Mais pour l’heure, c’était apparemment l’heure des règlements de comptes et elle n’était pas prête de se débarrasser de lui. Ce qui la contrariait un peu en fait. Elle aurait aimé pouvoir le foutre dehors, mais comme ils étaient tous les deux dans un lieu public, elle ne voyait pas bien comme elle aurait pu s’y prendre. La jeune femme poussa un soupir d’agacement. C’était tellement petit comme discussion qu’elle se demandait bien pourquoi ils s’entêtaient encore à se parler. « Ce n’est pas parce qu’il a réussi là où tu as toujours échoué que c’est une raison pour te montrer grossier », attaqua-t-elle en fronçant les sourcils. Le fait que Pio l’ait lourdement dragué et qu’elle en ait fait de même n’était un secret pour personne. Mais voilà, elle n’était jamais allée jusqu’au bout avec lui, pas même pour un petit baiser. L’idée de fricoter avec un employé de son père la dégouttait. Son père aurait été beaucoup trop content et l’esprit de contradiction de la brune refusait de rendre une telle chose possible. De toute façon, Pio avait toujours été trop fidèle à son père pour qu’elle ne s’intéresse vraiment à lui. Jamais il n’aurait fait un bon candidat, parce qu’elle aurait eu trop peur que son père ne tente de tout gâcher. « Tu veux peut-être une médaille pour te récompenser de ne pas avoir répété à mon père tous les secrets que je te confiais ? », demanda-t-elle en le fusillant du regard. A l’époque, elle avait confiance en lui. Encore heureux donc qu’il n’ait pas répété ce qu’elle lui avait confié. La jeune femme se serait sentie terriblement trahie, dans le cas contraire. Ils avaient été amis, la confiance, ça venait avec pour elle. Pour toute réponse, Jocelyn se contenta de le fusiller une nouvelle fois du regard. Elle n’avait jamais demandé, mais elle était certaine que Pio et son père étaient embarqués dans des histoires louches. Alors son retour à la maison pour retrouver sa famille, ça ne prenait pas avec elle.

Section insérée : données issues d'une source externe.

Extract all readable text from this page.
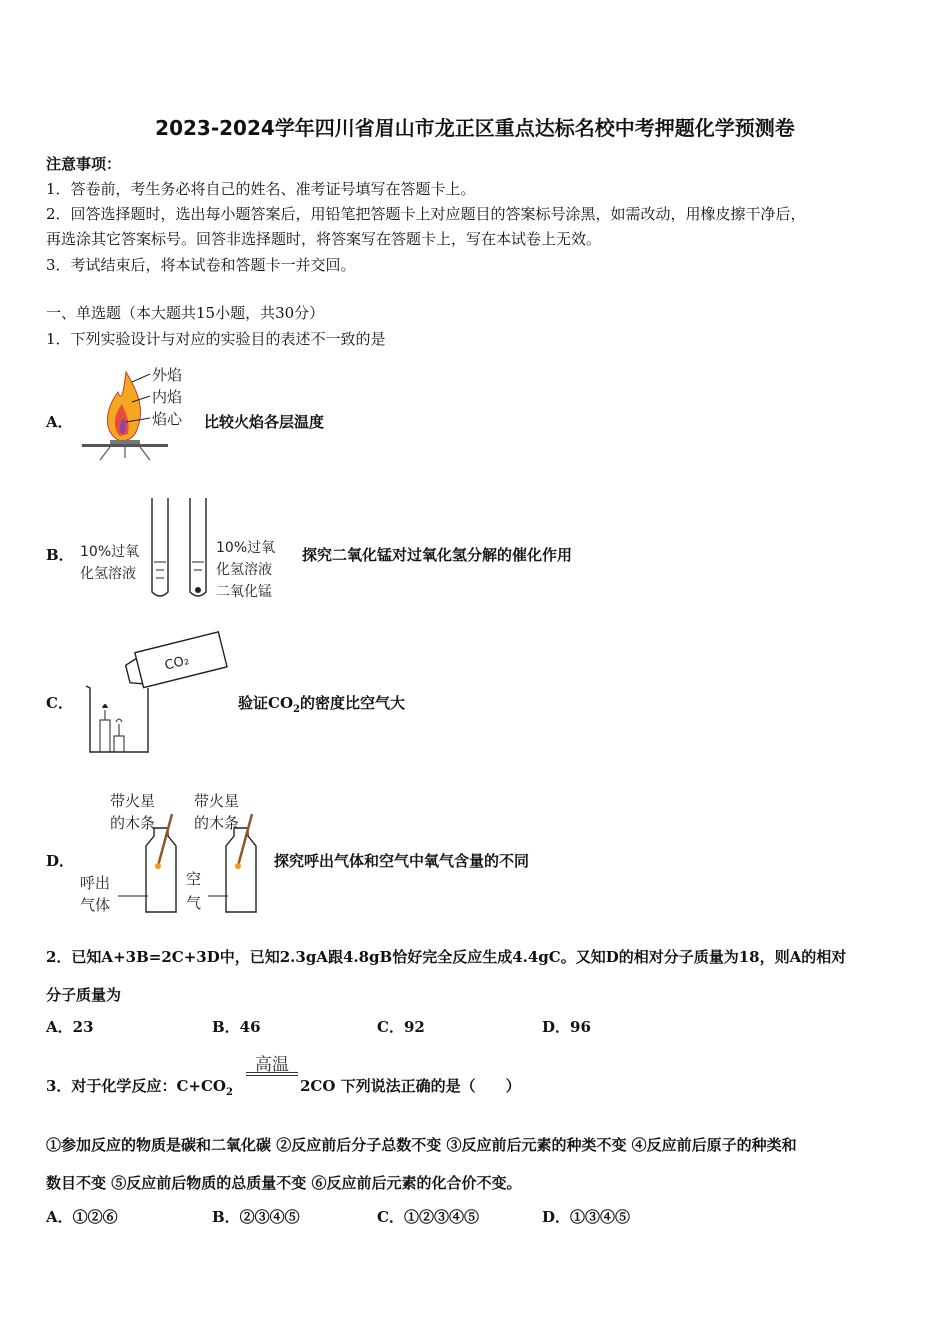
2023-2024学年四川省眉山市龙正区重点达标名校中考押题化学预测卷
注意事项：
1．答卷前，考生务必将自己的姓名、准考证号填写在答题卡上。
2．回答选择题时，选出每小题答案后，用铅笔把答题卡上对应题目的答案标号涂黑，如需改动，用橡皮擦干净后，
再选涂其它答案标号。回答非选择题时，将答案写在答题卡上，写在本试卷上无效。
3．考试结束后，将本试卷和答题卡一并交回。
一、单选题（本大题共15小题，共30分）
1．下列实验设计与对应的实验目的表述不一致的是
A．
外焰
内焰
焰心 比较火焰各层温度
B． 10%过氧
化氢溶液
10%过氧
化氢溶液
二氧化锰
探究二氧化锰对过氧化氢分解的催化作用
C．
CO₂
验证$CO_2$的密度比空气大
D．
带火星
的木条
带火星
的木条
呼出
气体
空
气
探究呼出气体和空气中氧气含量的不同
2．已知A+3B=2C+3D中，已知2.3gA跟4.8gB恰好完全反应生成4.4gC。又知D的相对分子质量为18，则A的相对
分子质量为
A．23	B．46	C．92	D．96
3．对于化学反应：$C+CO_2$
高温
2CO 下列说法正确的是（　　）
①参加反应的物质是碳和二氧化碳 ②反应前后分子总数不变 ③反应前后元素的种类不变 ④反应前后原子的种类和
数目不变 ⑤反应前后物质的总质量不变 ⑥反应前后元素的化合价不变。
A．①②⑥	B．②③④⑤	C．①②③④⑤	D．①③④⑤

Elle aurait dû s’en aller. En toute sincérité, elle ne savait pas ce qu’elle faisait encore là. Ce type commençait sérieusement à lui taper sur le système nerveux. Pourtant, elle était tout simplement incapable de lui dire d’aller au diable et repartir de son côté. Et ça l’agaçait. Pio avait toujours eu un étrange pouvoir sur la jeune femme et le fait que cette vérité soit toujours vrai la mettait en colère. « Tu m’en vois ravie », répondit-elle en croisant les bras sous sa poitrine. Les gens faisaient des choses étranges dans les cimetières : à la bonne heure. La jeune femme n’en avait que faire. De toute façon, elle ne mettait jamais les pieds dans un cimetière. Elle n’avait jamais eu à enterrer un proche. Enfin … ses grands parents étaient décédés, mais ils étaient enterrés en Irlande, donc ça ne comptait pas vraiment. Sans se défaire de son ton acide et sarcastique, la brune finit par lui présenter ses félicitations pour son retour au bercail. Bien entendu, inutile de dire qu’elle n’en pensait pas un mot. « un sourire je ne sais pas, mais si tu veux je dois avoir quelques doigts d’honneur en stock », répondit-elle. Elle était généralement plus classe et distinguée que ça, mais elle pouvait bien faire une exception s’il y tenait vraiment. La brune le dévisagea, un sourcil haussé. Qu’est-ce qu’il pouvait bien avoir à lui demander exactement ? Quand il finit par poser sa question, elle ne put cacher son malaise. « Qu’est-ce que tu veux que je te dise Pio ? Que je suis désolée ? Je ne le ferais pas », répondit-elle sur un ton posé. Pas d’agressivité dans sa voix cette fois, juste de la fermeté. Non, elle ne regrettait pas. « Je voulais changer ma vie et ça impliquait de laisser le passé derrière moi », reprit-elle sans cesser de le dévisager. Même si ce n’était pas facile à entendre pour lui, il avait besoin qu’elle soit honnête. Dans ce cas, elle allait être honnête, mais ça n’allait pas lui plaire. « Et oui, l’idée que tu puisses révéler le lieu où je me trouvais à mes parents m’a plus d’une fois effleuré l’esprit », acheva-t-elle, sans le quitter des yeux. Au final, la seule personne avec qui Jocelyn était restée en contact était son ex-mari. Et c’était très bien comme ça, puisqu’elle avait gagné trois années de tranquillité bien méritée.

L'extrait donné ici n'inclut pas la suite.